The workshop will walk the audience through an example of creating their own package with parametric objects, custom base classes and objects inheriting from these, and a full testing framework.

This will also showcase skbase's (https://github.com/sktime/skbase) core functionality which is contained in submodules:

  • skbase.base provides: BaseObject - parameteric object with get/set_params, tag system, etc; BaseEstimator, for objects with fit, with is_fitted, get_fitted_params; mixin classes such as BaseMetaObject for homogenous and heterogeneous composites (e.g., ensembles, pipelines, graph objects).
  • skbase.lookup provides search tools such as all_objects that retrieves all BaseObject-s with certain tags from a project.
  • skbase.validate provides tools for validating and comparing BaseObject-s and collections of BaseObject-s
  • skbase.testing provides tools for testing BaseObject-s, and for setting up testing frameworks and object checkers, for dependent base classes.

Prior Knowledge Expected

Previous knowledge expected

Franz Kiraly is a research scientist with interest in open source toolbox design, model quality assurance, and time series related modelling tasks.
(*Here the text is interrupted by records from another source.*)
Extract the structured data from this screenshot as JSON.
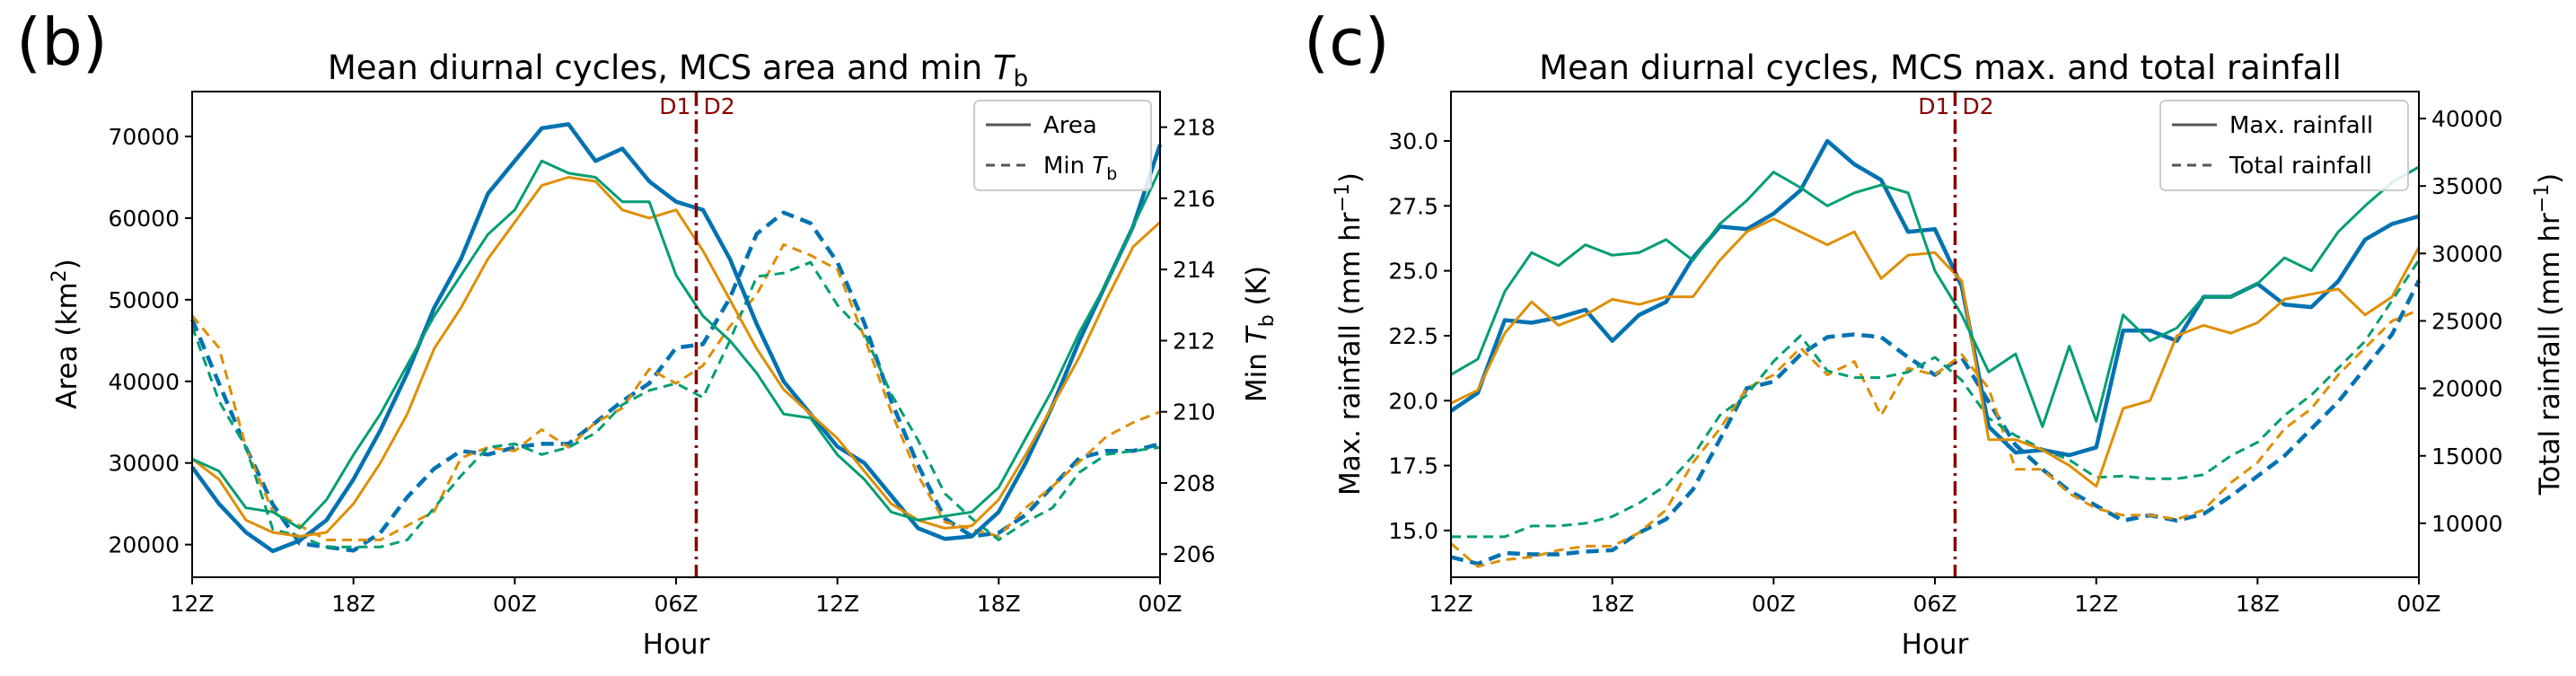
{
  "colors": {
    "blue": "#0072b2",
    "orange": "#de8f05",
    "green": "#029e73",
    "dline": "#8b0000",
    "legend_gray": "#555555"
  },
  "chart_data": [
    {
      "type": "line",
      "panel_label": "(b)",
      "title_prefix": "Mean diurnal cycles, MCS area and min ",
      "title_sym": "T",
      "title_sub": "b",
      "xlabel": "Hour",
      "xticks": [
        "12Z",
        "18Z",
        "00Z",
        "06Z",
        "12Z",
        "18Z",
        "00Z"
      ],
      "xlim": [
        0,
        36
      ],
      "ylabel_left_prefix": "Area (km",
      "ylabel_left_sup": "2",
      "ylabel_left_suffix": ")",
      "ylabel_right_prefix": "Min ",
      "ylabel_right_sym": "T",
      "ylabel_right_sub": "b",
      "ylabel_right_suffix": " (K)",
      "ylim_left": [
        16000,
        75500
      ],
      "ylim_right": [
        205.35,
        219.0
      ],
      "yticks_left": [
        "20000",
        "30000",
        "40000",
        "50000",
        "60000",
        "70000"
      ],
      "yticks_right": [
        "206",
        "208",
        "210",
        "212",
        "214",
        "216",
        "218"
      ],
      "divider_x": 18.75,
      "divider_left_label": "D1",
      "divider_right_label": "D2",
      "legend": {
        "solid": "Area",
        "dashed_prefix": "Min ",
        "dashed_sym": "T",
        "dashed_sub": "b"
      },
      "x": [
        0,
        1,
        2,
        3,
        4,
        5,
        6,
        7,
        8,
        9,
        10,
        11,
        12,
        13,
        14,
        15,
        16,
        17,
        18,
        19,
        20,
        21,
        22,
        23,
        24,
        25,
        26,
        27,
        28,
        29,
        30,
        31,
        32,
        33,
        34,
        35,
        36
      ],
      "series_left": [
        {
          "name": "Area blue",
          "color": "blue",
          "width": 4.5,
          "values": [
            29500,
            25000,
            21500,
            19200,
            20500,
            23000,
            28000,
            34000,
            41000,
            49000,
            55000,
            63000,
            67000,
            71000,
            71500,
            67000,
            68500,
            64500,
            62000,
            61000,
            55000,
            47000,
            40000,
            36000,
            32000,
            30000,
            26000,
            22000,
            20700,
            21000,
            24000,
            30000,
            37000,
            45000,
            52000,
            59000,
            69000
          ]
        },
        {
          "name": "Area orange",
          "color": "orange",
          "width": 3,
          "values": [
            30500,
            28000,
            23000,
            21500,
            21000,
            21500,
            25000,
            30000,
            36000,
            44000,
            49000,
            55000,
            59500,
            64000,
            65000,
            64500,
            61000,
            60000,
            61000,
            56000,
            50000,
            44000,
            39000,
            36000,
            33000,
            29000,
            25000,
            23000,
            22000,
            22300,
            25500,
            31000,
            37000,
            43000,
            50000,
            56500,
            59500
          ]
        },
        {
          "name": "Area green",
          "color": "green",
          "width": 3,
          "values": [
            30500,
            29000,
            24500,
            24000,
            22000,
            25500,
            31000,
            36000,
            42000,
            48000,
            53000,
            58000,
            61000,
            67000,
            65500,
            65000,
            62000,
            62000,
            53000,
            48000,
            45000,
            41000,
            36000,
            35500,
            31000,
            28000,
            24000,
            23000,
            23500,
            24000,
            27000,
            33000,
            39000,
            46000,
            52000,
            59000,
            66000
          ]
        }
      ],
      "series_right": [
        {
          "name": "Min Tb blue",
          "color": "blue",
          "width": 4.5,
          "values": [
            212.6,
            210.8,
            209.0,
            207.4,
            206.3,
            206.2,
            206.1,
            206.6,
            207.6,
            208.4,
            208.9,
            208.8,
            209.0,
            209.1,
            209.1,
            209.7,
            210.3,
            210.8,
            211.8,
            211.9,
            213.2,
            215.0,
            215.6,
            215.3,
            214.2,
            212.5,
            210.3,
            208.5,
            207.0,
            206.5,
            206.6,
            207.1,
            207.9,
            208.7,
            208.9,
            208.9,
            209.1
          ]
        },
        {
          "name": "Min Tb orange",
          "color": "orange",
          "width": 3,
          "values": [
            212.7,
            211.8,
            209.0,
            207.2,
            206.8,
            206.4,
            206.4,
            206.4,
            206.8,
            207.2,
            208.7,
            209.0,
            208.9,
            209.5,
            209.0,
            209.7,
            210.1,
            211.2,
            210.8,
            211.3,
            212.4,
            213.3,
            214.7,
            214.4,
            214.0,
            212.1,
            210.0,
            208.2,
            206.9,
            206.7,
            206.5,
            207.3,
            207.9,
            208.6,
            209.3,
            209.7,
            210.0
          ]
        },
        {
          "name": "Min Tb green",
          "color": "green",
          "width": 3,
          "values": [
            212.4,
            210.3,
            209.0,
            206.7,
            206.5,
            206.2,
            206.2,
            206.2,
            206.4,
            207.3,
            208.2,
            209.0,
            209.1,
            208.8,
            209.0,
            209.4,
            210.2,
            210.6,
            210.8,
            210.4,
            212.0,
            213.8,
            213.9,
            214.2,
            213.0,
            212.2,
            210.5,
            209.2,
            207.7,
            207.0,
            206.4,
            206.9,
            207.3,
            208.3,
            208.8,
            208.9,
            209.0
          ]
        }
      ]
    },
    {
      "type": "line",
      "panel_label": "(c)",
      "title": "Mean diurnal cycles, MCS max. and total rainfall",
      "xlabel": "Hour",
      "xticks": [
        "12Z",
        "18Z",
        "00Z",
        "06Z",
        "12Z",
        "18Z",
        "00Z"
      ],
      "xlim": [
        0,
        36
      ],
      "ylabel_left_prefix": "Max. rainfall (mm hr",
      "ylabel_left_sup": "−1",
      "ylabel_left_suffix": ")",
      "ylabel_right_prefix": "Total rainfall (mm hr",
      "ylabel_right_sup": "−1",
      "ylabel_right_suffix": ")",
      "ylim_left": [
        13.2,
        31.9
      ],
      "ylim_right": [
        6000,
        42000
      ],
      "yticks_left": [
        "15.0",
        "17.5",
        "20.0",
        "22.5",
        "25.0",
        "27.5",
        "30.0"
      ],
      "yticks_right": [
        "10000",
        "15000",
        "20000",
        "25000",
        "30000",
        "35000",
        "40000"
      ],
      "divider_x": 18.75,
      "divider_left_label": "D1",
      "divider_right_label": "D2",
      "legend": {
        "solid": "Max. rainfall",
        "dashed": "Total rainfall"
      },
      "x": [
        0,
        1,
        2,
        3,
        4,
        5,
        6,
        7,
        8,
        9,
        10,
        11,
        12,
        13,
        14,
        15,
        16,
        17,
        18,
        19,
        20,
        21,
        22,
        23,
        24,
        25,
        26,
        27,
        28,
        29,
        30,
        31,
        32,
        33,
        34,
        35,
        36
      ],
      "series_left": [
        {
          "name": "Max rainfall blue",
          "color": "blue",
          "width": 4.5,
          "values": [
            19.6,
            20.3,
            23.1,
            23.0,
            23.2,
            23.5,
            22.3,
            23.3,
            23.8,
            25.5,
            26.7,
            26.6,
            27.2,
            28.1,
            30.0,
            29.1,
            28.5,
            26.5,
            26.6,
            24.4,
            19.0,
            18.0,
            18.1,
            17.9,
            18.2,
            22.7,
            22.7,
            22.3,
            24.0,
            24.0,
            24.5,
            23.7,
            23.6,
            24.6,
            26.2,
            26.8,
            27.1
          ]
        },
        {
          "name": "Max rainfall orange",
          "color": "orange",
          "width": 3,
          "values": [
            19.9,
            20.4,
            22.6,
            23.8,
            22.9,
            23.3,
            23.9,
            23.7,
            24.0,
            24.0,
            25.4,
            26.5,
            27.0,
            26.5,
            26.0,
            26.5,
            24.7,
            25.6,
            25.7,
            24.6,
            18.5,
            18.5,
            18.1,
            17.5,
            16.7,
            19.7,
            20.0,
            22.5,
            22.9,
            22.6,
            23.0,
            23.9,
            24.1,
            24.3,
            23.3,
            24.0,
            25.9
          ]
        },
        {
          "name": "Max rainfall green",
          "color": "green",
          "width": 3,
          "values": [
            21.0,
            21.6,
            24.2,
            25.7,
            25.2,
            26.0,
            25.6,
            25.7,
            26.2,
            25.4,
            26.8,
            27.7,
            28.8,
            28.2,
            27.5,
            28.0,
            28.3,
            28.0,
            25.0,
            23.3,
            21.1,
            21.8,
            19.0,
            22.1,
            19.2,
            23.3,
            22.3,
            22.8,
            24.0,
            24.0,
            24.5,
            25.5,
            25.0,
            26.5,
            27.5,
            28.4,
            29.0
          ]
        }
      ],
      "series_right": [
        {
          "name": "Total rainfall blue",
          "color": "blue",
          "width": 4.5,
          "values": [
            7500,
            7000,
            7800,
            7700,
            7700,
            7900,
            8000,
            9300,
            10300,
            12500,
            16200,
            20000,
            20500,
            22500,
            23800,
            24000,
            23800,
            22300,
            21000,
            22300,
            19000,
            15800,
            14000,
            12400,
            11300,
            10200,
            10600,
            10200,
            10700,
            12000,
            13500,
            15000,
            17000,
            19000,
            21500,
            24000,
            28000
          ]
        },
        {
          "name": "Total rainfall orange",
          "color": "orange",
          "width": 3,
          "values": [
            8500,
            6800,
            7300,
            7500,
            8000,
            8300,
            8300,
            9300,
            11000,
            14500,
            17000,
            20000,
            21000,
            23000,
            21000,
            22000,
            18000,
            21500,
            21000,
            22500,
            20000,
            14000,
            14000,
            12200,
            11100,
            10600,
            10600,
            10300,
            11000,
            13000,
            14500,
            17000,
            18500,
            21000,
            23000,
            25000,
            25800
          ]
        },
        {
          "name": "Total rainfall green",
          "color": "green",
          "width": 3,
          "values": [
            9000,
            9000,
            9000,
            9800,
            9800,
            10000,
            10500,
            11500,
            12800,
            15000,
            18000,
            19500,
            22000,
            23900,
            21300,
            20800,
            20800,
            21200,
            22300,
            20600,
            17800,
            16500,
            15500,
            14700,
            13400,
            13500,
            13300,
            13300,
            13600,
            15000,
            16000,
            18000,
            19500,
            21500,
            23500,
            26500,
            29500
          ]
        }
      ]
    }
  ]
}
He is also the founder and core developer of the sktime package, and a core developer of the skbase package.

Jonathan is a data scientist at DSML Research where he oversees internal data science operations and outreach efforts by delivering seminars and public talks on the latest topics in Data Science and Machine Learning. In the past he's worked as a consultant for General Assembly, the NYPD, Amber Capital and Advent International to help them productionize their data and develop their internal analytics capabilities. He's the author of the KerasBeats deep learning package and has helped contribute to sktime and tensorflowjs. He has an MS in Analytics from Georgia Tech and resides in the NYC area. His particular passion is time series modeling since he believes it's the most practical way to align innovations in data science with business interests.